Design of Nonfragile State Estimator for Discrete-Time Genetic Regulatory Networks Subject to Randomly Occurring Uncertainties and Time-Varying Delays

Abstract

We deal with the design problem of nonfragile state estimator for discrete-time genetic regulatory networks (GRNs) with time-varying delays and randomly occurring uncertainties. In particular, the norm-bounded uncertainties enter into the GRNs in random ways in order to reflect the characteristic of the modelling errors, and the so-called randomly occurring uncertainties are characterized by certain mutually independent random variables obeying the Bernoulli distribution. The focus of the paper is on developing a new nonfragile state estimation method to estimate the concentrations of the mRNA and the protein for considered uncertain delayed GRNs, where the randomly occurring estimator gain perturbations are allowed.
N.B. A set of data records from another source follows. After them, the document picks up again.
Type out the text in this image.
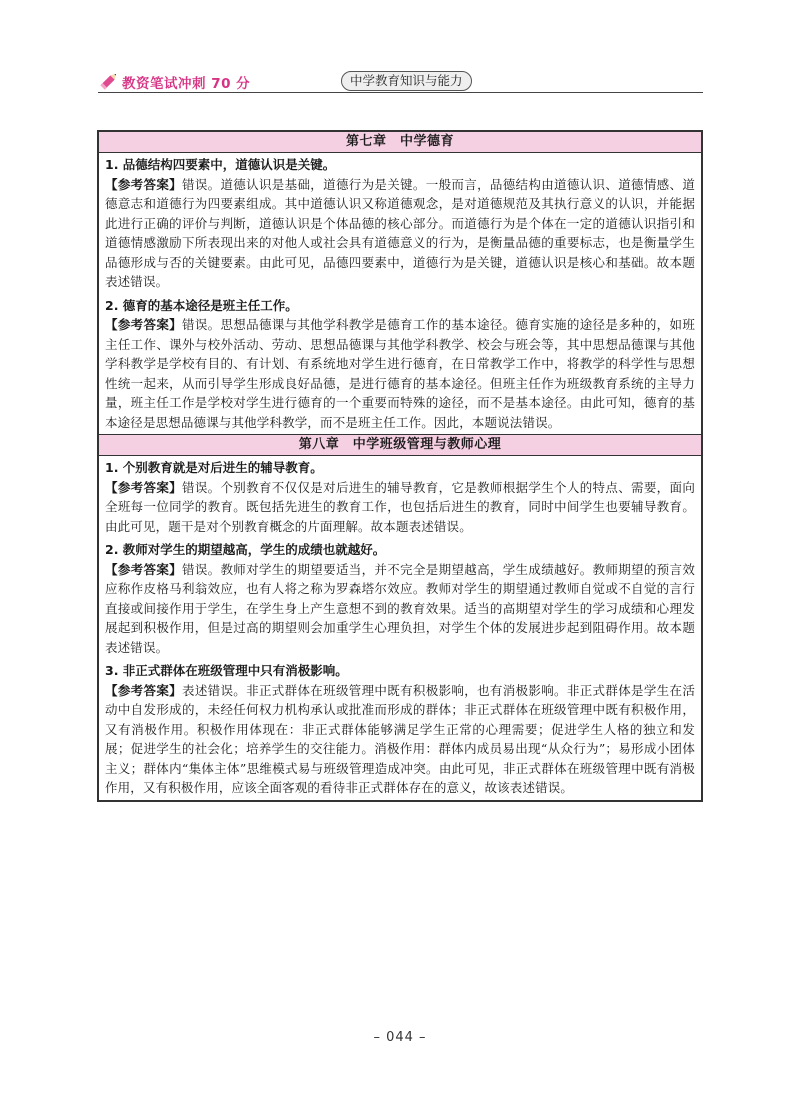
教资笔试冲刺 70 分	中学教育知识与能力
第七章　中学德育
1. 品德结构四要素中，道德认识是关键。
【参考答案】错误。道德认识是基础，道德行为是关键。一般而言，品德结构由道德认识、道德情感、道德意志和道德行为四要素组成。其中道德认识又称道德观念，是对道德规范及其执行意义的认识，并能据此进行正确的评价与判断，道德认识是个体品德的核心部分。而道德行为是个体在一定的道德认识指引和道德情感激励下所表现出来的对他人或社会具有道德意义的行为，是衡量品德的重要标志，也是衡量学生品德形成与否的关键要素。由此可见，品德四要素中，道德行为是关键，道德认识是核心和基础。故本题表述错误。
2. 德育的基本途径是班主任工作。
【参考答案】错误。思想品德课与其他学科教学是德育工作的基本途径。德育实施的途径是多种的，如班主任工作、课外与校外活动、劳动、思想品德课与其他学科教学、校会与班会等，其中思想品德课与其他学科教学是学校有目的、有计划、有系统地对学生进行德育，在日常教学工作中，将教学的科学性与思想性统一起来，从而引导学生形成良好品德，是进行德育的基本途径。但班主任作为班级教育系统的主导力量，班主任工作是学校对学生进行德育的一个重要而特殊的途径，而不是基本途径。由此可知，德育的基本途径是思想品德课与其他学科教学，而不是班主任工作。因此，本题说法错误。
第八章　中学班级管理与教师心理
1. 个别教育就是对后进生的辅导教育。
【参考答案】错误。个别教育不仅仅是对后进生的辅导教育，它是教师根据学生个人的特点、需要，面向全班每一位同学的教育。既包括先进生的教育工作，也包括后进生的教育，同时中间学生也要辅导教育。由此可见，题干是对个别教育概念的片面理解。故本题表述错误。
2. 教师对学生的期望越高，学生的成绩也就越好。
【参考答案】错误。教师对学生的期望要适当，并不完全是期望越高，学生成绩越好。教师期望的预言效应称作皮格马利翁效应，也有人将之称为罗森塔尔效应。教师对学生的期望通过教师自觉或不自觉的言行直接或间接作用于学生，在学生身上产生意想不到的教育效果。适当的高期望对学生的学习成绩和心理发展起到积极作用，但是过高的期望则会加重学生心理负担，对学生个体的发展进步起到阻碍作用。故本题表述错误。
3. 非正式群体在班级管理中只有消极影响。
【参考答案】表述错误。非正式群体在班级管理中既有积极影响，也有消极影响。非正式群体是学生在活动中自发形成的，未经任何权力机构承认或批准而形成的群体；非正式群体在班级管理中既有积极作用，又有消极作用。积极作用体现在：非正式群体能够满足学生正常的心理需要；促进学生人格的独立和发展；促进学生的社会化；培养学生的交往能力。消极作用：群体内成员易出现“从众行为”；易形成小团体主义；群体内“集体主体”思维模式易与班级管理造成冲突。由此可见，非正式群体在班级管理中既有消极作用，又有积极作用，应该全面客观的看待非正式群体存在的意义，故该表述错误。
– 044 –
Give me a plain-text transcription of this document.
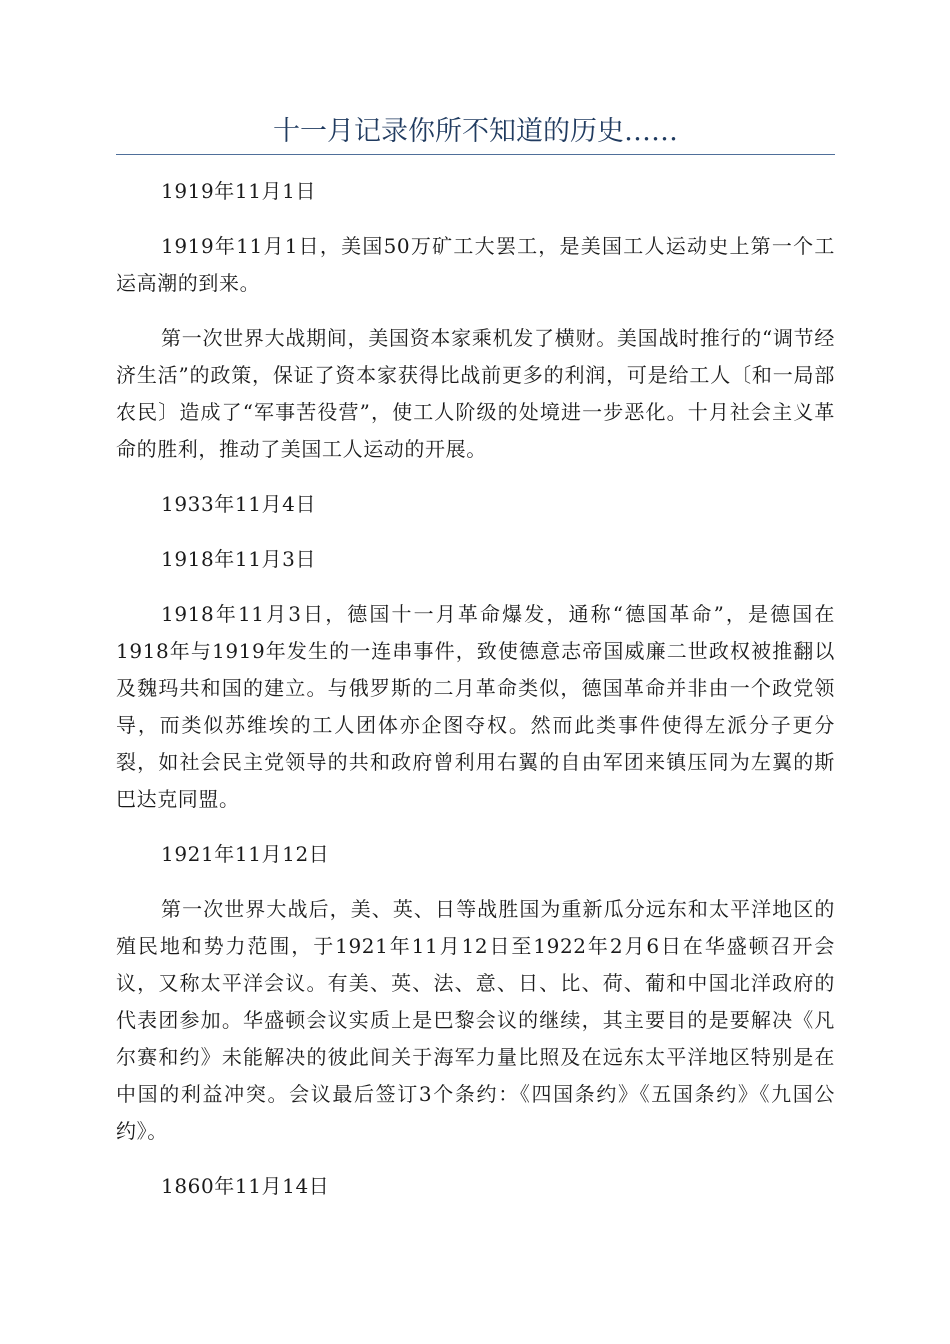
十一月记录你所不知道的历史……

1919年11月1日

1919年11月1日，美国50万矿工大罢工，是美国工人运动史上第一个工运高潮的到来。

第一次世界大战期间，美国资本家乘机发了横财。美国战时推行的“调节经济生活”的政策，保证了资本家获得比战前更多的利润，可是给工人〔和一局部农民〕造成了“军事苦役营”，使工人阶级的处境进一步恶化。十月社会主义革命的胜利，推动了美国工人运动的开展。

1933年11月4日

1918年11月3日

1918年11月3日，德国十一月革命爆发，通称“德国革命”，是德国在1918年与1919年发生的一连串事件，致使德意志帝国威廉二世政权被推翻以及魏玛共和国的建立。与俄罗斯的二月革命类似，德国革命并非由一个政党领导，而类似苏维埃的工人团体亦企图夺权。然而此类事件使得左派分子更分裂，如社会民主党领导的共和政府曾利用右翼的自由军团来镇压同为左翼的斯巴达克同盟。

1921年11月12日

第一次世界大战后，美、英、日等战胜国为重新瓜分远东和太平洋地区的殖民地和势力范围，于1921年11月12日至1922年2月6日在华盛顿召开会议，又称太平洋会议。有美、英、法、意、日、比、荷、葡和中国北洋政府的代表团参加。华盛顿会议实质上是巴黎会议的继续，其主要目的是要解决《凡尔赛和约》未能解决的彼此间关于海军力量比照及在远东太平洋地区特别是在中国的利益冲突。会议最后签订3个条约：《四国条约》《五国条约》《九国公约》。

1860年11月14日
By constructing a Lyapunov-Krasovskii functional, a delay-dependent criterion is obtained in terms of linear matrix inequalities (LMIs) by properly using the discrete-time Wirtinger-based inequality and reciprocally convex combination approach as well as the free-weighting matrix method. It is shown that the proposed method ensures that the estimation error dynamics is globally asymptotically stable and the desired estimator parameter is designed via the solutions to certain LMIs. Finally, we provide two numerical examples to illustrate the feasibility and validity of the proposed estimation results.